INDIANAPOLIS (AP) — A legislative study committee failed to forward a recommendation regarding whether Indiana should create a hate crimes law, despite Republican Gov. Eric Holcomb’s support for such a law.
The Study Committee on Corrections and Criminal Code heard four hours of testimony Wednesday before approving a final report that said some members support a bias-motivated criminal statute and some don’t, The Journal Gazette reported .
Republican Rep. Tom Washburne of Inglefield said draft legislation wasn’t specifically called for. Washburne said the testimony will help lawmakers when the 2019 session begins.
Democratic Rep. Matt Pierce of Bloomington said the committee could’ve done more.
“If we wanted to, we could make stronger and detailed recommendations,” he said. “The idea is to break the logjam.”
In July, Holcomb called on lawmakers to pass a hate crimes law during the 2019 legislative session after anti-Semitic graffiti was spray-painted at a suburban Indianapolis synagogue.
Indiana is one of only five states without an explicit hate crimes law. The laws typically enhance the severity of a crime, making a level 5 battery crime a level 4 battery crime if bias or hate was found to be a motivating factor.
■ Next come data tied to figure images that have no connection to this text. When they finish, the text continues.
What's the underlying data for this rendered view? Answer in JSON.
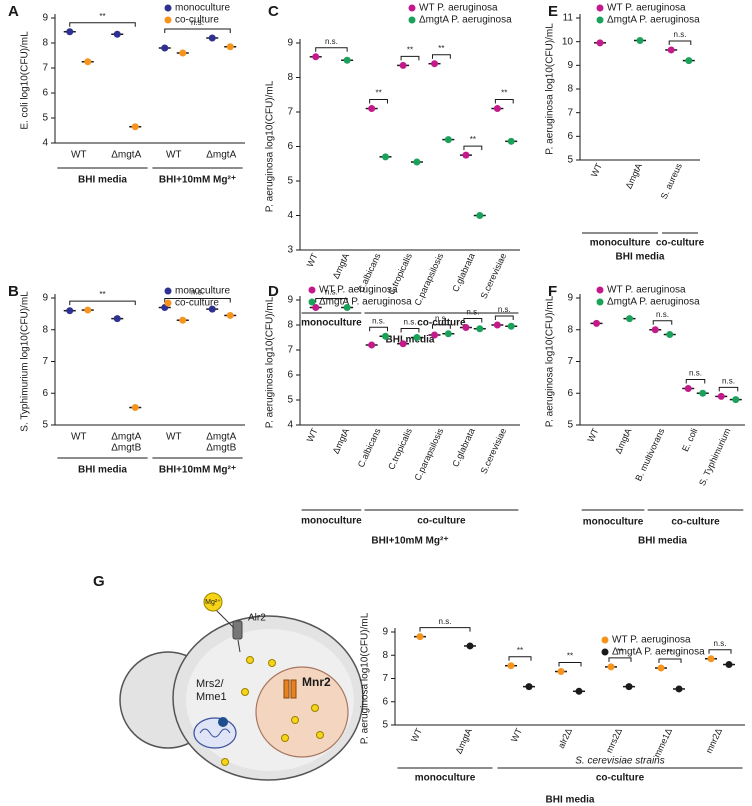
{
  "chart_data": [
    {
      "type": "dot",
      "panel": "A",
      "ylabel": "E. coli log10(CFU)/mL",
      "categories": [
        "WT",
        "ΔmgtA",
        "WT",
        "ΔmgtA"
      ],
      "series": [
        {
          "name": "monoculture",
          "color": "#2e3192",
          "values": [
            8.45,
            8.35,
            7.8,
            8.2
          ]
        },
        {
          "name": "co-culture",
          "color": "#f7941d",
          "values": [
            7.25,
            4.65,
            7.6,
            7.85
          ]
        }
      ],
      "ylim": [
        4,
        9
      ],
      "yticks": [
        4,
        5,
        6,
        7,
        8,
        9
      ],
      "annotations": [
        "**",
        "n.s."
      ],
      "groups": [
        "BHI media",
        "BHI+10mM Mg²⁺"
      ]
    },
    {
      "type": "dot",
      "panel": "B",
      "ylabel": "S. Typhimurium log10(CFU)/mL",
      "categories": [
        "WT",
        [
          "ΔmgtA",
          "ΔmgtB"
        ],
        "WT",
        [
          "ΔmgtA",
          "ΔmgtB"
        ]
      ],
      "series": [
        {
          "name": "monoculture",
          "color": "#2e3192",
          "values": [
            8.6,
            8.35,
            8.7,
            8.65
          ]
        },
        {
          "name": "co-culture",
          "color": "#f7941d",
          "values": [
            8.62,
            5.55,
            8.3,
            8.45
          ]
        }
      ],
      "ylim": [
        5,
        9
      ],
      "yticks": [
        5,
        6,
        7,
        8,
        9
      ],
      "annotations": [
        "**",
        "n.s."
      ],
      "groups": [
        "BHI media",
        "BHI+10mM Mg²⁺"
      ]
    },
    {
      "type": "dot",
      "panel": "C",
      "ylabel": "P. aeruginosa log10(CFU)/mL",
      "categories": [
        "WT",
        "ΔmgtA",
        "C.albicans",
        "C.tropicalis",
        "C.parapsilosis",
        "C.glabrata",
        "S.cerevisiae"
      ],
      "series": [
        {
          "name": "WT P. aeruginosa",
          "color": "#c4198b",
          "values": [
            8.6,
            null,
            7.1,
            8.35,
            8.4,
            5.75,
            7.1
          ]
        },
        {
          "name": "ΔmgtA P. aeruginosa",
          "color": "#1aa15a",
          "values": [
            null,
            8.5,
            5.7,
            5.55,
            6.2,
            4.0,
            6.15
          ]
        }
      ],
      "ylim": [
        3,
        9
      ],
      "yticks": [
        3,
        4,
        5,
        6,
        7,
        8,
        9
      ],
      "annotations": [
        "n.s.",
        "**",
        "**",
        "**",
        "**",
        "**"
      ],
      "groups": [
        "monoculture",
        "co-culture"
      ],
      "media": "BHI media"
    },
    {
      "type": "dot",
      "panel": "D",
      "ylabel": "P. aeruginosa log10(CFU)/mL",
      "categories": [
        "WT",
        "ΔmgtA",
        "C.albicans",
        "C.tropicalis",
        "C.parapsilosis",
        "C.glabrata",
        "S.cerevisiae"
      ],
      "series": [
        {
          "name": "WT P. aeruginosa",
          "color": "#c4198b",
          "values": [
            8.7,
            null,
            7.2,
            7.25,
            7.6,
            7.9,
            8.0
          ]
        },
        {
          "name": "ΔmgtA P. aeruginosa",
          "color": "#1aa15a",
          "values": [
            null,
            8.7,
            7.55,
            7.5,
            7.65,
            7.85,
            7.95
          ]
        }
      ],
      "ylim": [
        4,
        9
      ],
      "yticks": [
        4,
        5,
        6,
        7,
        8,
        9
      ],
      "annotations": [
        "n.s.",
        "n.s.",
        "n.s.",
        "n.s.",
        "n.s.",
        "n.s."
      ],
      "groups": [
        "monoculture",
        "co-culture"
      ],
      "media": "BHI+10mM Mg²⁺"
    },
    {
      "type": "dot",
      "panel": "E",
      "ylabel": "P. aeruginosa log10(CFU)/mL",
      "categories": [
        "WT",
        "ΔmgtA",
        "S. aureus"
      ],
      "series": [
        {
          "name": "WT P. aeruginosa",
          "color": "#c4198b",
          "values": [
            9.95,
            null,
            9.65
          ]
        },
        {
          "name": "ΔmgtA P. aeruginosa",
          "color": "#1aa15a",
          "values": [
            null,
            10.05,
            9.2
          ]
        }
      ],
      "ylim": [
        5,
        11
      ],
      "yticks": [
        5,
        6,
        7,
        8,
        9,
        10,
        11
      ],
      "annotations": [
        "n.s."
      ],
      "groups": [
        "monoculture",
        "co-culture"
      ],
      "media": "BHI media"
    },
    {
      "type": "dot",
      "panel": "F",
      "ylabel": "P. aeruginosa log10(CFU)/mL",
      "categories": [
        "WT",
        "ΔmgtA",
        "B. multivorans",
        "E. coli",
        "S. Typhimurium"
      ],
      "series": [
        {
          "name": "WT P. aeruginosa",
          "color": "#c4198b",
          "values": [
            8.2,
            null,
            8.0,
            6.15,
            5.9
          ]
        },
        {
          "name": "ΔmgtA P. aeruginosa",
          "color": "#1aa15a",
          "values": [
            null,
            8.35,
            7.85,
            6.0,
            5.8
          ]
        }
      ],
      "ylim": [
        5,
        9
      ],
      "yticks": [
        5,
        6,
        7,
        8,
        9
      ],
      "annotations": [
        "n.s.",
        "n.s.",
        "n.s."
      ],
      "groups": [
        "monoculture",
        "co-culture"
      ],
      "media": "BHI media"
    },
    {
      "type": "dot",
      "panel": "G",
      "ylabel": "P. aeruginosa log10(CFU)/mL",
      "categories": [
        "WT",
        "ΔmgtA",
        "WT",
        "alr2Δ",
        "mrs2Δ",
        "mme1Δ",
        "mnr2Δ"
      ],
      "series": [
        {
          "name": "WT P. aeruginosa",
          "color": "#f7941d",
          "values": [
            8.8,
            null,
            7.55,
            7.3,
            7.5,
            7.45,
            7.85
          ]
        },
        {
          "name": "ΔmgtA P. aeruginosa",
          "color": "#1a1a1a",
          "values": [
            null,
            8.4,
            6.65,
            6.45,
            6.65,
            6.55,
            7.6
          ]
        }
      ],
      "ylim": [
        5,
        9
      ],
      "yticks": [
        5,
        6,
        7,
        8,
        9
      ],
      "annotations": [
        "n.s.",
        "**",
        "**",
        "**",
        "**",
        "n.s."
      ],
      "groups": [
        "monoculture",
        "co-culture"
      ],
      "subgroup": "S. cerevisiae strains",
      "media": "BHI media"
    }
  ],
  "diagram": {
    "labels": [
      "Mg²⁺",
      "Alr2",
      "Mrs2/",
      "Mme1",
      "Mnr2"
    ]
  }
}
Opponents to such laws raise concerns about the number of protected characteristics there could be.
“We oppose a hate crimes bill on the grounds that it is divisive,” said Al Parsons, of the Coalition of Central Indiana Tea Parties. “We believe it’s un-American.”
David Sklar, of the Jewish Community Relations Commission, said hate crime laws aren’t exclusionary and can apply to everyone.
“We all have a religion or a sex or a race,” he said.